Viceversa, durante la vigenza del Codice Rocco, l’impedimento del difensore “non costituiva in nessun caso motivo di rinvio del dibattimento”[10].
A sua volta, il Codice di procedura penale del 1889 si limitava, in egual misura, a statuire (all’art. 272) che, se l’imputato è legittimamente impedito “di presentarsi o di produrre i suoi mezzi di difesa, il pretore, il tribunale o la corte d’appello, davanti cui pende il giudizio, potrà, sulla domanda di lui, o dei suoi parenti od amici, accordargli una dilazione”.
Da ultimo e in conclusione, la sentenza in esame può rappresentare un valido punto di partenza per consentire una più agevole identificazione di quei casi che possono determinare un legittimo impedimento del difensore e quindi di permettere all’imputato di essere assistito, nell’intero iter processuale, in ossequio a quanto sancito dall’art. 6, co.
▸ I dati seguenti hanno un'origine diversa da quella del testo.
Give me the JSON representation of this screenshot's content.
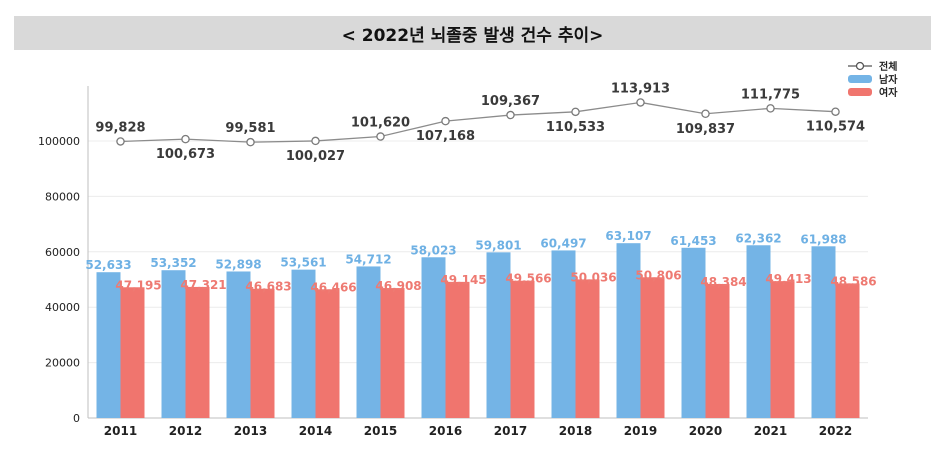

II, lett. c), CEDU, sempre da un suo difensore di fiducia.
[1] Es. il perito impossibilitato a comparire in udienza a causa di un grave lutto famigliare.
[2] Tra le tante: Cass. pen., sez. III, 23/09/05, n. 39554.
[3] Cass. pen., sez. III, 12/12/97, n. 3023.
[4] Cass. pen., sez. III, 4/05/98, n. 6672.
[5] Cass. pen., sez. II, 6/04/04, n. 18909.
[6] Cass. pen., sez. V, 14/02/07, n. 8129.
[7] Cass. pen., sez. II, 15/06/11, n. 29097.
[8] Cass. pen., sez. V, 24/04/08, n. 32964.
[9] Paolo di Geronimo, “La nullità degli atti nel processo penale”, Napoli, Giuffrè editore, 2011, pag. 147.
[10] Cass. pen., sez. IV, 30/11/89, Fonti: Cass. pen. 1991, II,431 (s.m.).